Des actions considérées comme des trahisons par une grande partie de la communauté scientifique, me voyant comme un dérivé de vigilante spécialisé dans la défense animale, et arguant que je me mentais à moi-même, en me considérant comme différent d’eux. Pour les grandes pontes du domaine de la science, dont j’ai de plus en plus honte parfois d’appartenir, au vu des mensonges éhontés que j’ai pu constater dans ma longue carrière, sans le moindre remords de la part de leurs initiateurs, je ne suis qu’un opportuniste, cherchant à se faire un nom en vilipendant ses collègues et amis, alors que je suis de la même nature qu’eux, car usant d’animaux pour mes propres études. Des propos qui me font hurler intérieurement, mais auquel je préfère ne pas répondre, publiquement en tout cas, afin de ne pas alimenter la polémique, et risquer de discréditer mes travaux bien plus nobles que tout ce que ces parjurés osent pratiquer au grand jour, sans même chercher à s’en cacher, et défendant ceux qui se dissimulent dans l’ombre de gouvernements ou de groupuscules pharmaceutiques pour faire « avancer la science ».

 

A cause de ça, je suis devenu une sorte de paria, car ne m’établissant pas dans un « moule » préfabriqué, sortant du carcan dans lequel les « cerveaux » les plus éminents de la communauté scientifique tentent d’insérer chaque petit nouveau, dès lors qu’ils sortent des prestigieuses universités ou écoles spécialisés. C’est pourquoi j’ai choisi de m’établir dans une région où je ne subirais pas les foudres du public m’associant à ceux que j’ai appris à détester, et le mépris de ces mêmes soi-disant « collègues », alors qu’ils sont l’origine du fourvoiement de la science ayant conduit à cette méfiance de nombre de gens à travers la planète, prenant fait et cause pour le respect de la vie animale. J’ai migré près de la ville d’Alice Springs en Australie, sur les bords de l’Outback, en faisant construire mon centre d’études et le laboratoire s’y rattachant sur les hauteurs des Monts McDonnell.

 

Un édifice qui a été financé par des mécènes qui font partie des rares à me soutenir depuis des années, et approuvant mon combat continuel contre ceux se prétendant être des scientifiques libérés de toute ambition, alors qu’ils visent avant tout le prestige d’avoir leur nom inscrit dans les livres pour la postérité. Je ne suis pas comme ça. Je me moque bien qu’on se souvienne de moi ou non, et ça, ceux ayant permis l’existence de ce centre, le savent bien. Ça fait partie des raisons pour lesquels ils sont derrière moi et mes projets à 200 %. Ils aiment ma liberté, mon côté « ermite scientifique », car ne voulant pas être considéré comme l’égal de mes collègues qui m’ont adjugé le rôle de brebis galeuse de la communauté.

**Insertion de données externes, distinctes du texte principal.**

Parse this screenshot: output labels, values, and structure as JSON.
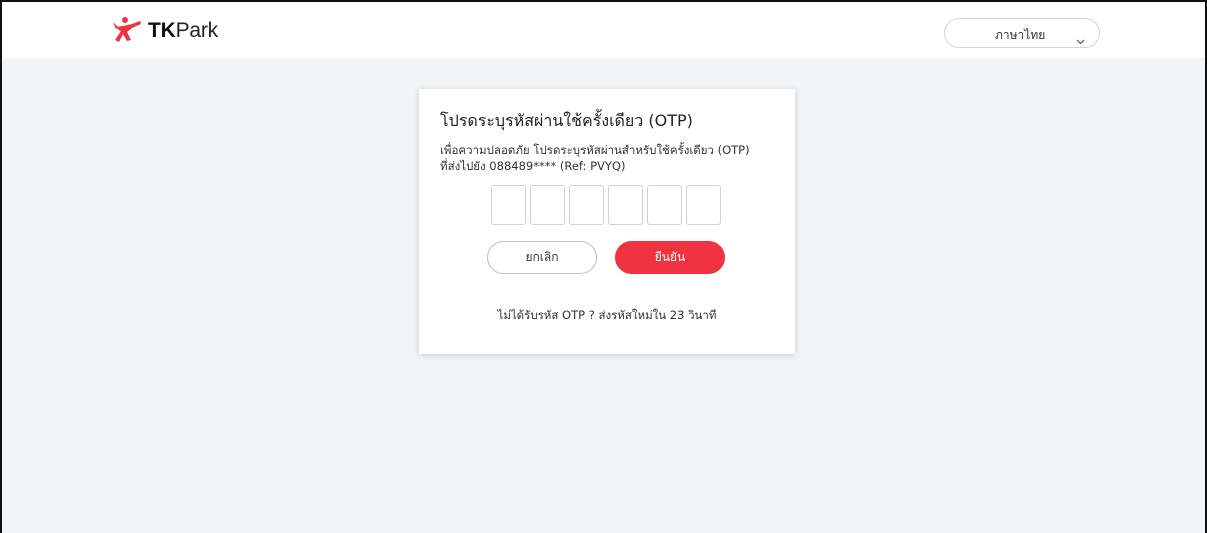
{
  "header": {
    "logo_text_bold": "TK",
    "logo_text": "Park",
    "language": {
      "selected": "ภาษาไทย",
      "icon": "chevron-down-icon"
    }
  },
  "otp_dialog": {
    "title": "โปรดระบุรหัสผ่านใช้ครั้งเดียว (OTP)",
    "description_line1": "เพื่อความปลอดภัย โปรดระบุรหัสผ่านสำหรับใช้ครั้งเดียว (OTP)",
    "description_line2": "ที่ส่งไปยัง 088489****  (Ref: PVYQ)",
    "otp_digits": [
      "",
      "",
      "",
      "",
      "",
      ""
    ],
    "cancel_label": "ยกเลิก",
    "confirm_label": "ยืนยัน",
    "resend_text": "ไม่ได้รับรหัส OTP ? ส่งรหัสใหม่ใน 23 วินาที"
  },
  "colors": {
    "brand_red": "#ef3340",
    "background": "#f2f5f8"
  }
}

L’une des exceptions osant contredire le système hiérarchique et procédurier de l’Ordre scientifique mondial. Je n’irais pas jusqu’à dire que ces mécènes sont des amis, mais en tout cas, je les respecte bien plus que le reste des scientifiques.

 

J’ai oublié de préciser ma spécialité : l’entomologie. J’étudie les insectes, mais, comme je vous l’ai indiqué précédemment, en me contentant de les observer, sans attenter à leur vie, et évitant de leur imposer le plus possible une privation de liberté. La plupart du temps, je pratique mes observations par le biais de centaines de caméras disposées un peu partout sur les Monts, et dans l’Outback. Des caméras utilisant les liaisons satellites, dans un but de confort et de qualité d’images vidéo. Cela représente près de 60 % de mes études, et m’évite d’avoir à embaucher une équipe coûteuse et dans laquelle je ne cesserais de me demander si elle est composée d’un « infiltré », payé dans l’ombre par ceux avec qui je suis opposé. En agissant seul, je suis certain de ne pas voir une fuite de données de mes travaux étaler dans les magazines, au bénéfice d’un autre, profitant de mon étude. 

 

Je n’ai pas choisi l’Australie par hasard. Je pense que beaucoup le savent déjà, mais ce pays abrite la plus grande population d’animaux aux tailles surdimensionnées, si on se réfère à la moyenne dans d’autres pays. Ça a toujours été compliqué de savoir la cause de ce gigantisme manifeste, frappant plusieurs espèces. Et ça ne se limite pas aux animaux d’ailleurs. La flore est également capable de créer des produits qui pourrait tuer un homme d’un coup, en s’abattant sur le crâne d’un promeneur imprudent. Il y a déjà eu de nombreux incidents de touristes d’ailleurs, ayant été victime de facéties de la nature, pour avoir dédaigné les avertissements de la population locale de certaines régions. Les aborigènes, notamment, savent bien les dangers que représentent certaines parties de leur territoire, et nombre d’entre eux sont une source inépuisable d’informations sur la prudence à apporter lorsque l’on se rend à des endroits bien précis. Que ce soit à cause de la faune dite « classique », c’est-à-dire sans attribut de gigantisme, mais tout aussi dangereuse, et les phénomènes qui effraient tant ceux n’étant pas habitué à la vie sauvage et domestique australienne. Je suis certain que beaucoup d’entre vous ont vu des photos sur le Net d’araignées, de scolopendres, de lézards, de serpents, de chauve-souris… Tous ayant des dimensions démesurées.

 

Comme, par exemple, la découverte en janvier 2023 d’un crapaud buffle de 2, 7 Kg, ou plus récemment une araignée-trappe atteignant 5 cm, ce qui est énorme pour cette espèce. Vous imaginez bien l’horreur ressentie par un européen se trouvant nez à nez avec une tégénaire de près de 20 cm se baladant sur un mur, ou un varan ayant pris le mur de la maison qu’il a loué pour les vacances pour un terrain de jeu. Pour autant, les australiens, eux, ont l’habitude de la proximité de cette faune inhabituelle pour d’autres pays. Même si chaque région du monde a son exception, comme en Afrique ou en Amérique du Sud. Mais ça se limite à quelques espèces, et généralement dans la jungle, dans des régions rarement habitées par l’homme. En Australie, le gigantisme est devenu une norme qui ne surprend plus vraiment.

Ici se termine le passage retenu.